Yalnız ait hissettiğimiz yerde çiçek açar, güvenle kökleniriz.
Yılın ilk dolunayı geçmişten geleceğe köprü kuruyor, ilerlememiz için her şeyi gözden geçirmemizi istiyor. Bu dolunayda parlayan Sirius, Canopus gibi özel yıldızlar, yol gösterici işaretleri, rüyaları ve ilahi farkındalıkları getiriyor. Gerçekten hazır olduğumuzda, tertemiz bir sayfa açarak ilerlemeye hazırlanıyoruz.
Aidiyet duygumuz anne, güven duygumuz baba karmamızla bağlantılıdır. 0 – 7 yaş arası annemizden sevgi ve onay, 7- 14 yaş arası babamızdan ilgi ve güven alamamışsak, tüm bunları ilerde çevremizden bekler, değer görmek için bir statüye sahip olma, takdir görecek bir yuva kurma peşine düşeriz. Kendimize veremediklerimizi başkasından alamadıkça kızar, suçlar, mızmızlanır ve yargılarız. Dolunay bizde olanı görmemiz için ilişkilerimizle kalbimize ışık tutuyor.
Özlediğimiz geçmişimiz, geç kalmışlık hissimiz, birilerine ve hayata karşı olan kızgınlıklarımız, kırgınlıklarımız, çocuk kalbimizin bize sesini duyurma çabasıdır. Dolunay; sık sık geçmişi hatırlatarak ruhumuzdaki tüm boşlukları bize gösterirken, kendimize ebeveynlik etmemiz gerekenleri göreceğiz. İhtiyaçlarımızı kendimize verdikçe, aşk ve aile ilişkilerimizde güven, huzur ve gerçek bağlara alan açacağız.

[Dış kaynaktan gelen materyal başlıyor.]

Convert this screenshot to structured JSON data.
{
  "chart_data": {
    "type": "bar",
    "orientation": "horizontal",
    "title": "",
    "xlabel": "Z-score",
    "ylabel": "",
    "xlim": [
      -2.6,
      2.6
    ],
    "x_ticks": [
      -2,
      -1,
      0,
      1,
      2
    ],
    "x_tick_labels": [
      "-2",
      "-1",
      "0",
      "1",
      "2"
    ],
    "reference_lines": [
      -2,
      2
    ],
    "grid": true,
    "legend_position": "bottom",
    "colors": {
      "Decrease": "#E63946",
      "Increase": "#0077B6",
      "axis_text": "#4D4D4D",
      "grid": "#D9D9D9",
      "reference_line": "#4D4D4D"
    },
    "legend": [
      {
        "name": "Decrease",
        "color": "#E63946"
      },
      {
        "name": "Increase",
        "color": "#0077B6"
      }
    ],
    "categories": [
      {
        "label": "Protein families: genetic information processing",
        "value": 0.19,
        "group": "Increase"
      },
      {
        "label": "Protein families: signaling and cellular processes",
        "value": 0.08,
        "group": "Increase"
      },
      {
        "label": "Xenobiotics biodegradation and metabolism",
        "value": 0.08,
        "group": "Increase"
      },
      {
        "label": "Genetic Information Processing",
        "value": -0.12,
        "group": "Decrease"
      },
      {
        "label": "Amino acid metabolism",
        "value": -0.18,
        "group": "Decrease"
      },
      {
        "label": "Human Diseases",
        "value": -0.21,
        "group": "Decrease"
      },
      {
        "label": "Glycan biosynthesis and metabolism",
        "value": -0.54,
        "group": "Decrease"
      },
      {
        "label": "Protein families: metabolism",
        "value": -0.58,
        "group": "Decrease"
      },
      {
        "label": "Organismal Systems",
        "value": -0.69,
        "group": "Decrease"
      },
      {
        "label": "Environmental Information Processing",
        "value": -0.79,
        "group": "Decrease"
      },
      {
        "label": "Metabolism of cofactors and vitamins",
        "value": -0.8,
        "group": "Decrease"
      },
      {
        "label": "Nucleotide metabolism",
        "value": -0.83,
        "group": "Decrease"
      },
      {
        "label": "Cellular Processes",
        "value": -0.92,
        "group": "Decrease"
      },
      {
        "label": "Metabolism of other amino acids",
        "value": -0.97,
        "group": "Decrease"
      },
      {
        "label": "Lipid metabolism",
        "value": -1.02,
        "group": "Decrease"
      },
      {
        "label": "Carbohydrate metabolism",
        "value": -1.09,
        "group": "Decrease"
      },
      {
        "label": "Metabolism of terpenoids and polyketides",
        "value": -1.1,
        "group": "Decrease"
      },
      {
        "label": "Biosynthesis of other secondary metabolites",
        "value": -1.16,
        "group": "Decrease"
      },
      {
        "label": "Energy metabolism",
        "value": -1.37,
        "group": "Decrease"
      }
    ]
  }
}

Şimdi geçmişi ve duygularınızı hatırlamak için çocuk kalbinize izin verin. Kendini boşluklarınıza şefkatle yaklaşın, hüznünüzün, öfkenizin gözlerinin içine bakın. Yoğun duygusal tepkilerden, alınganlıklardan uzaklaşın, sınırlarınızı doğru çizmeye çalışın. Bir karmik döngüden, kendimize engel olan iç sesimizden özgürleşmeye hazırlanırken, büyük resmi görmeye davet ediliyoruz. Şimdi yaşanan uyanışlar, 22 Ocak öncesi önemli tamamlanışlara vesile olabilir. Aniden gelecek büyük fırsatlar için küçük işaretleri ve fikirlerinizi dahi önemsemeyi, kalp gözünüzü açık tutmayı unutmayın.